The top lines figures for each wish list are:
■ Army, $10.6 billion.
■ Navy, $10.6 billion.
■ Marine Corps, $2.5 billion.
■ Air Force, $8 billion.
■ Army National Guard, $1.5 billion.
■ Air National Guard, $2.6 billion.
But the chances of any of the items in these wish lists and OGSI getting approved is slim, since defense spending is capped at $496 billion.
“It is not going to happen,” said Gordon Adams, a Stimson Center analyst who ran defense budgeting during the Clinton administration.
During a roundtable with reporters on Thursday, McKeon was asked what kind of chance the $26 billion OSGI had of passage. He made a “zero” gesture with his fingers.
“We already did the budget this year,” he said.
Lawmakers are unwilling to renegotiate the spending caps established in the two-year budget deal struck late last year by Rep. Paul Ryan, R-Wis., and Sen. Patty Murray, D-Wash., Adams said.
“This is political three-ring circus, but it’s not budgeting,” Adams said. “The thing that really concerns me about it is that it totally undermines planning discipline in the Pentagon.”
DoD submitted a five-year spending plan to Congress that exceeds the spending caps between 2016 and 2019 by $115 billion.
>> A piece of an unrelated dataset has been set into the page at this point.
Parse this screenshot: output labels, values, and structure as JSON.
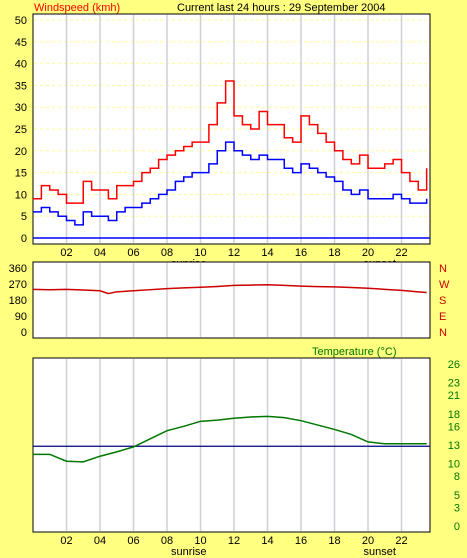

The wish lists submitted to Congress this week — called unfunded priorities or unfunded requirements — were a flashback to last decade when the services would send lawmakers lists totaling tens-of-billions of dollars.
At its high point, the Air Force submitted a $20 billion wish list of items desired by service brass, at a time when military spending, already at an all-time high.
Then-Defense Secretary Robert Gates truncated the lists substantially during his tenure at the Pentagon to the point where they were no longer produced in 2013.
Unlike in prior years, the National Guard submitted unfunded lists this year.